Le imprese dei media e della comunicazione non possono a loro volta permettere che algoritmi orientati a vincere a ogni costo la battaglia per qualche secondo di attenzione in più prevalgano sulla fedeltà ai loro valori professionali, volti alla ricerca della verità. La fiducia del pubblico si conquista con l’accuratezza, con la trasparenza, non con la rincorsa a un coinvolgimento qualsiasi. I contenuti generati o manipolati dall’IA vanno segnalati e distinti in modo chiaro dai contenuti creati dalle persone. Va tutelata la paternità e la proprietà sovrana dell’operato dei giornalisti e degli altri creatori di contenuto. L’informazione è un bene pubblico. Un servizio pubblico costruttivo e significativo non si basa sull’opacità, ma sulla trasparenza delle fonti, sull’inclusione dei soggetti coinvolti e su uno standard elevato di qualità. Tutti siamo chiamati a cooperare. Nessun settore può affrontare da solo la sfida di guidare l’innovazione digitale e la governance dell’IA. È necessario perciò creare meccanismi di salvaguardia. Tutte le parti interessate ,dall’industria tecnologica ai legislatori, dalle aziende creative al mondo accademico, dagli artisti ai giornalisti, agli educatori, devono essere coinvolte nel costruire e rendere effettiva una cittadinanza digitale consapevole e responsabile. A questo mira l’educazione: ad aumentare le nostre capacità personali di riflettere criticamente, a valutare l’attendibilità delle fonti e i possibili interessi che stanno dietro alla selezione delle informazioni che ci raggiungono, a comprendere i meccanismi psicologici che attivano, a permettere alle nostre famiglie, comunità e associazioni di elaborare criteri pratici per una più sana e responsabile cultura della comunicazione.

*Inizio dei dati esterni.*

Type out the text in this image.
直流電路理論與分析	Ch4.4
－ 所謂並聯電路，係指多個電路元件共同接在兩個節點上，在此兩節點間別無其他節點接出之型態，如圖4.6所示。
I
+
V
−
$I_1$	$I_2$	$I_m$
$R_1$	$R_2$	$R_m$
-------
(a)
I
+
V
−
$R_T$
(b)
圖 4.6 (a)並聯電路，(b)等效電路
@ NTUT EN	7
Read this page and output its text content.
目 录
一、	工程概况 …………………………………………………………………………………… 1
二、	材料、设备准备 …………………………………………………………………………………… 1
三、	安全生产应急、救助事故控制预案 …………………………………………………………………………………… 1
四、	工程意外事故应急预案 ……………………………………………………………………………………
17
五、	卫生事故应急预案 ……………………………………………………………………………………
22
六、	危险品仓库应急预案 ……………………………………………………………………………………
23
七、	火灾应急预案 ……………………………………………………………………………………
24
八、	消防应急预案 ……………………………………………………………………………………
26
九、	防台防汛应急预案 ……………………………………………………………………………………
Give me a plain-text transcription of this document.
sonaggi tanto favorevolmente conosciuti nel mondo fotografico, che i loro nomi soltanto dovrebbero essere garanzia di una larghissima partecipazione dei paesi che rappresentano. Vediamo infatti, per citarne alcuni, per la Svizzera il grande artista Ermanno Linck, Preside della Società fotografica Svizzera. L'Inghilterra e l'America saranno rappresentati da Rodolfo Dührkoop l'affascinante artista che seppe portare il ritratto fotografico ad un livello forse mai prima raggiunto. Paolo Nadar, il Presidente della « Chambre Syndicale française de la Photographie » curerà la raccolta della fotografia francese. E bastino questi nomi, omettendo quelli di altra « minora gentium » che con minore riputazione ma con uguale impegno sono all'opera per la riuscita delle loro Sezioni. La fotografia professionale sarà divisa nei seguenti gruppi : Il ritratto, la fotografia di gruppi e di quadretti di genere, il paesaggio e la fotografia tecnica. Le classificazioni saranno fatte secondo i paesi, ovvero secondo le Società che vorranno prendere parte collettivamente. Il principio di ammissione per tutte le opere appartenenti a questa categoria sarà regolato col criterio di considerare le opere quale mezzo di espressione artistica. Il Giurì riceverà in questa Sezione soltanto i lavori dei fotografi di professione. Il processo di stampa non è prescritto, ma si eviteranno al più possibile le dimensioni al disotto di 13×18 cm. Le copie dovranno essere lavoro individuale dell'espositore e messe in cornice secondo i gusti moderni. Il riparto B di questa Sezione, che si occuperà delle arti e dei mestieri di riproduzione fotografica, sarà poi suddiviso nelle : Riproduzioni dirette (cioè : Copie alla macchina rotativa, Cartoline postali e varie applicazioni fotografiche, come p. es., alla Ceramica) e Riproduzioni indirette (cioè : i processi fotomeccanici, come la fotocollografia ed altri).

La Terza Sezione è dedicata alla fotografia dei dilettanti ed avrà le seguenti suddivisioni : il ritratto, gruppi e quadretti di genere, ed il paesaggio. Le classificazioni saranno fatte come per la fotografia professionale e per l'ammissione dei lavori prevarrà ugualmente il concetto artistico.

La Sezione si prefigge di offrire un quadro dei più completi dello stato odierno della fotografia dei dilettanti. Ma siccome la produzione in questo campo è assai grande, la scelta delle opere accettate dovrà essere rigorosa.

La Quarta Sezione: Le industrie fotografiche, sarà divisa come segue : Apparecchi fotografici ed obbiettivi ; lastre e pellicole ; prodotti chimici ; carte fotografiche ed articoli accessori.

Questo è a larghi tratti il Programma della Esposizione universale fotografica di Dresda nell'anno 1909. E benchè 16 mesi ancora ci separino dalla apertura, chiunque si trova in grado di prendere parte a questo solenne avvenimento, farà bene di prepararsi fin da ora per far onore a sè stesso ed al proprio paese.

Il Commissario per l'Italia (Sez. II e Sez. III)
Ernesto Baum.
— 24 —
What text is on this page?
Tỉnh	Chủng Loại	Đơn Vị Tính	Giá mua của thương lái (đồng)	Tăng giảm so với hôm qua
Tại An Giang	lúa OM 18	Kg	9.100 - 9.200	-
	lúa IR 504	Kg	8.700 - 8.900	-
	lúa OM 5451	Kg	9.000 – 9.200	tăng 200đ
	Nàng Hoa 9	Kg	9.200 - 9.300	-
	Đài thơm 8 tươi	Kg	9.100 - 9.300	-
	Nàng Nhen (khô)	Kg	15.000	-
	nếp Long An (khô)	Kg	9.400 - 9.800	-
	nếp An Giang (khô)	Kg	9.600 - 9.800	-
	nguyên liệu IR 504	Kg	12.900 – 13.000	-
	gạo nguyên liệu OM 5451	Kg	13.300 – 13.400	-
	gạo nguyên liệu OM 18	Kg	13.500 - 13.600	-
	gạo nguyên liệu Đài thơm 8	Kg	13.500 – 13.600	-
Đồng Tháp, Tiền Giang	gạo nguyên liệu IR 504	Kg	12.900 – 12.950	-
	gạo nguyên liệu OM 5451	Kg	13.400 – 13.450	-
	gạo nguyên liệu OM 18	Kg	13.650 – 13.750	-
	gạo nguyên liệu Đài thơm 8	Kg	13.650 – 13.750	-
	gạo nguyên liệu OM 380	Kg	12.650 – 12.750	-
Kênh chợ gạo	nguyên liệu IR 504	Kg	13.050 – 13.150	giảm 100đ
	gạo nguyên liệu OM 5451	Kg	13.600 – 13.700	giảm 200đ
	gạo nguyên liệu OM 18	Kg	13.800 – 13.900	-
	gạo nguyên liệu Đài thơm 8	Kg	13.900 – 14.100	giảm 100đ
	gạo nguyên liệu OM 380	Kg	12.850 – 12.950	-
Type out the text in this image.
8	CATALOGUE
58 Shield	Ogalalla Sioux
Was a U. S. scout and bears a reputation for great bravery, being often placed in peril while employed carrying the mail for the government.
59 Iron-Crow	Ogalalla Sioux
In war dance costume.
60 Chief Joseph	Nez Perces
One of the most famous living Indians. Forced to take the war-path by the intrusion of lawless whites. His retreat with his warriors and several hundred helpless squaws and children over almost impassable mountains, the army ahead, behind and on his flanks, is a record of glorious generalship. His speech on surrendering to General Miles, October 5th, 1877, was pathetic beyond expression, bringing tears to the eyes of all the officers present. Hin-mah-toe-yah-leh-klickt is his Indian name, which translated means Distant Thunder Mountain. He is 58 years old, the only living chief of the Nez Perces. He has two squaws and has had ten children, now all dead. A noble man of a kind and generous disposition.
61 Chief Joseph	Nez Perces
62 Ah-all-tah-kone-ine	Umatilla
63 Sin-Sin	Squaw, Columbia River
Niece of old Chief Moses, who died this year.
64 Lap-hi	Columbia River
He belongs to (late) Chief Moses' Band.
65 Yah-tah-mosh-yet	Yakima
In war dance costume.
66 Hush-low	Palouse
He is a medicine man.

Proprio per questo è sempre più urgente introdurre nei sistemi educativi di ogni livello anche l’alfabetizzazione ai media, all’informazione e all’IA, che alcune istituzioni civili stanno già promuovendo. Come cattolici possiamo e dobbiamo dare il nostro contributo, affinché le persone, soprattutto i giovani, acquisiscano la capacità di pensiero critico e crescano nella libertà dello spirito. Questa alfabetizzazione dovrebbe inoltre essere integrata in iniziative più ampie di educazione permanente, raggiungendo anche gli anziani e i membri emarginati della società, che spesso si sentono esclusi e impotenti di fronte ai rapidi cambiamenti tecnologici.L’alfabetizzazione ai media, all’informazione e all’IA aiuterà tutti a non adeguarsi alla deriva antropomorfizzante di questi sistemi, ma a trattarli come strumenti, a utilizzare sempre una validazione esterna delle fonti, che potrebbero essere imprecise o errate, fornite dai sistemi di IA, a proteggere la propria privacy e i propri dati conoscendo i parametri di sicurezza e le opzioni di contestazione. È importante educare ed educarsi a usare l’IA in modo intenzionale, e in questo contesto proteggere la propria immagine (foto e audio), il proprio volto e la propria voce, per evitare che vengano utilizzati nella creazione di contenuti e comportamenti dannosi come frodi digitali, cyberbullismo, deepfake che violano la privacy e l’intimità delle persone senza il loro consenso. Come la rivoluzione industriale richiedeva l’alfabetizzazione di base per permettere alle persone di reagire alla novità, così anche la rivoluzione digitale richiede un’alfabetizzazione digitale (insieme a una formazione umanistica e culturale) per comprendere come gli algoritmi modellano la nostra percezione della realtà, come funzionano i pregiudizi dell’IA, quali sono i meccanismi che stabiliscono la comparsa di determinati contenuti nei nostri flussi di informazioni (feed), quali sono e come possono cambiare presupposti e modelli economici dell’economia della IA.

Abbiamo bisogno che il volto e la voce tornino a dire la persona. Abbiamo bisogno di custodire il dono della comunicazione come la più profonda verità dell’uomo, alla quale orientare anche ogni innovazione tecnologica.Nel proporre queste riflessioni, ringrazio quanti stanno operando per le finalità qui prospettate e benedico di cuore tutti coloro che lavorano per il bene comune con i mezzi di comunicazione.

Dal Vaticano, 24 gennaio 2026, memoria di San Francesco di Sales. LEONE PP. XIV.